La révolution de 1830 n'a pas profité à qui l'a faite : Dumas connaît le désenchantement politique en même temps que la fin des illusions littéraires. En effet, la prise de la Comédie-Française n'a constitué qu'une victoire provisoire. Rejetés par des comédiens, qui répondent mal à leurs exigences de renouvellement dramatique, Hugo, Vigny, Dumas se replient sur les Boulevards. Comme en réponse au malaise qui l'habite, le drame de Dumas, marqué par de premières collaborations (Napoléon Bonaparte, ou Trente Ans de l'histoire de France, 1831 ; Térésa, 1832 ; Angèle, 1834), est frappé toujours davantage au coin de la violence, qui s'exprime en particulier dans Antony (1831), « scène d'amour, de jalousie, de colère en cinq actes », et dont le héros est un bâtard. Cette pièce-phare de la génération romantique, dans laquelle l'auteur montre que « le cœur bat d'un sang aussi chaud sous un frac de drap que sous un corselet d'acier », éclairera la voie théâtrale des décennies suivantes : « Dumas [...] a donné au théâtre des éléments nouveaux qui ont permis à toute une génération d'auteurs dramatiques de quitter les voies où le vieux mélodrame, où la tragédie caduque se traînaient en boitant et tombaient à chaque pas » (Maxime Du Camp, Souvenirs littéraires).

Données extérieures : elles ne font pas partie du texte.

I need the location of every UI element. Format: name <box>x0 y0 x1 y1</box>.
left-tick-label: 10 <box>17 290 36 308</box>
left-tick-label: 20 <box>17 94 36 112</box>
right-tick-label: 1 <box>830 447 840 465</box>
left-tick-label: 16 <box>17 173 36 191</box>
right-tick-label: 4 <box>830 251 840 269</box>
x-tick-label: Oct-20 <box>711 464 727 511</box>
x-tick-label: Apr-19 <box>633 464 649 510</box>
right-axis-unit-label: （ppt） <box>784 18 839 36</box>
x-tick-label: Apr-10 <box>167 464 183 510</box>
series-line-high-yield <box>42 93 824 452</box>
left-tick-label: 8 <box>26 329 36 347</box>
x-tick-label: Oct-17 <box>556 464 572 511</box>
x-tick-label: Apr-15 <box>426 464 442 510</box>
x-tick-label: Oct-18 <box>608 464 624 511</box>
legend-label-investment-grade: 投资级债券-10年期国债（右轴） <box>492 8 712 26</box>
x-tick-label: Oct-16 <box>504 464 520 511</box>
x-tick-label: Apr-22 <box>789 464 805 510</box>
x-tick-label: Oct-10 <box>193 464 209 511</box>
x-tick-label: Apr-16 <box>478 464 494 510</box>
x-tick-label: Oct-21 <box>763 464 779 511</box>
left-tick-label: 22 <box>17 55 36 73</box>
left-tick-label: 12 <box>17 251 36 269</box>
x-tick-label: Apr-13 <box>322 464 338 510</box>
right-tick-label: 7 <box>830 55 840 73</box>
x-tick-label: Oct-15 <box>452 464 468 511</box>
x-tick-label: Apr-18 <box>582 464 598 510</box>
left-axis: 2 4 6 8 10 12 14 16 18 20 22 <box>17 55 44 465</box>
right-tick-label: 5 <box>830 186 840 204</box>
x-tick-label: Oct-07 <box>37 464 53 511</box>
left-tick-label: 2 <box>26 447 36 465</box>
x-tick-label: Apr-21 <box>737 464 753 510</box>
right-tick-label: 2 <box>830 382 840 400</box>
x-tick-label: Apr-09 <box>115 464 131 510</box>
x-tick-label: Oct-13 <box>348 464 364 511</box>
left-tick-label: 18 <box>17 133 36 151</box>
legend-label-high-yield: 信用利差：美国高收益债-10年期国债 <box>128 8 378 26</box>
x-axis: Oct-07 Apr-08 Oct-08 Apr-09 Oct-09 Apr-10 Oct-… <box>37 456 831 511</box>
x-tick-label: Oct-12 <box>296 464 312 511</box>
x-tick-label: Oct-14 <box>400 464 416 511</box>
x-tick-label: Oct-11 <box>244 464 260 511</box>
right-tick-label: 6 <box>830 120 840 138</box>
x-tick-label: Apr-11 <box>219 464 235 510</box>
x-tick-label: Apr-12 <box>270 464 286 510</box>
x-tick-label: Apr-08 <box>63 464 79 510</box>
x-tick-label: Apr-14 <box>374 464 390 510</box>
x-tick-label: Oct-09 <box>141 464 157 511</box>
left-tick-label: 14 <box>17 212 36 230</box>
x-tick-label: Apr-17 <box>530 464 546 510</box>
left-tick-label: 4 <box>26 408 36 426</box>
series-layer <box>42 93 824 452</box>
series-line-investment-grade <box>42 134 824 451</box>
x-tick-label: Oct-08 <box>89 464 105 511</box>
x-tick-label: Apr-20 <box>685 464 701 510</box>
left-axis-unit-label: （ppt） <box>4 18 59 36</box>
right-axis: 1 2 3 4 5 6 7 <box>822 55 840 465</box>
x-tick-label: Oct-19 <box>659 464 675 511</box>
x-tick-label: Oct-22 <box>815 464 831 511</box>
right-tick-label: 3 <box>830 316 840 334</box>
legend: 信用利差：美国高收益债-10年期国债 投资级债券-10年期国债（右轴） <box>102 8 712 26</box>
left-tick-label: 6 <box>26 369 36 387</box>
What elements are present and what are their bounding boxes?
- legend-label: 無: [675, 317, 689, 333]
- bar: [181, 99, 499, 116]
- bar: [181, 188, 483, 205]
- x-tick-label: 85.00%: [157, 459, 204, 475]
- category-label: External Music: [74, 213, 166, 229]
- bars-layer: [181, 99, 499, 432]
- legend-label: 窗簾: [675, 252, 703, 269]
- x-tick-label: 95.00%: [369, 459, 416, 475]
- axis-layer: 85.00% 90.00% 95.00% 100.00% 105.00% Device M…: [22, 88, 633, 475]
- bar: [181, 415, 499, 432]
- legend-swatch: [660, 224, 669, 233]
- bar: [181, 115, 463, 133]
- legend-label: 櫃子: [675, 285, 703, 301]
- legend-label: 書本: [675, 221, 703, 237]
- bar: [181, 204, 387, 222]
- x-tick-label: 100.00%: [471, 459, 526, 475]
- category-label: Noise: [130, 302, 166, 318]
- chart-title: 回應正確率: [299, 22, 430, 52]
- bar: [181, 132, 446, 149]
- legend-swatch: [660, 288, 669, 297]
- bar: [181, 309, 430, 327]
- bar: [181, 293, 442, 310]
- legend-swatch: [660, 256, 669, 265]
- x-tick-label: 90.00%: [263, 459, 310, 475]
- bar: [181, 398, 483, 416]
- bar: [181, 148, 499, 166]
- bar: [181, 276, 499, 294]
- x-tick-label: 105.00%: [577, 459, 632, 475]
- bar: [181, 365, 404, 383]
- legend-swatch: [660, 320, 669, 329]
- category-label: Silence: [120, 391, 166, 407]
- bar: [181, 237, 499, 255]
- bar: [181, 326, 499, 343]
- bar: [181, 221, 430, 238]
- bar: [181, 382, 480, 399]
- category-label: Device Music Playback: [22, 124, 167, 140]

Sur le boulevard, Dumas, servi par des comédiens qui ont du génie (Marie Dorval, Mademoiselle George, Frédérick Lemaître, Bocage), enthousiasme un public plus large et plus jeune, séduit par le mouvement frénétique de ses drames qui doivent beaucoup au mélodrame. La Tour de Nesle (1832), par exemple, soulève l'enthousiasme des foules populaires avant d'être interdite par la censure. Toutefois, l'ascension de l'auteur dramatique se heurte à de premiers échecs (Catherine Howard, 1834 ; Don Juan de Marana, 1836), qui sonnent la fin de la révolution littéraire. Le créateur se retire alors de la scène, acceptant en juin 1836 la fonction de critique dramatique à La Presse, nouveau journal fondé par Émile de Girardin.
Résigné au compromis, Dumas propose ensuite au Théâtre-Français une tragédie, Caligula (1837), qui sombre sous le poids de sa démesure, et des comédies, qui semblent présager un renouveau personnel (Mademoiselle de Belle-Isle, 1839 ; Un mariage sous Louis XV, 1841 ; Les Demoiselles de Saint-Cyr, 1843). Il se détourne pourtant de la scène qui lui a tout appris, et n'y reviendra que lorsque, maître du feuilleton, il fondera le Théâtre-Historique (1847), sur lequel il produira ses héros de romans popularisés par les grands journaux : La Reine Margot, Le Chevalier de Maison-Rouge[...]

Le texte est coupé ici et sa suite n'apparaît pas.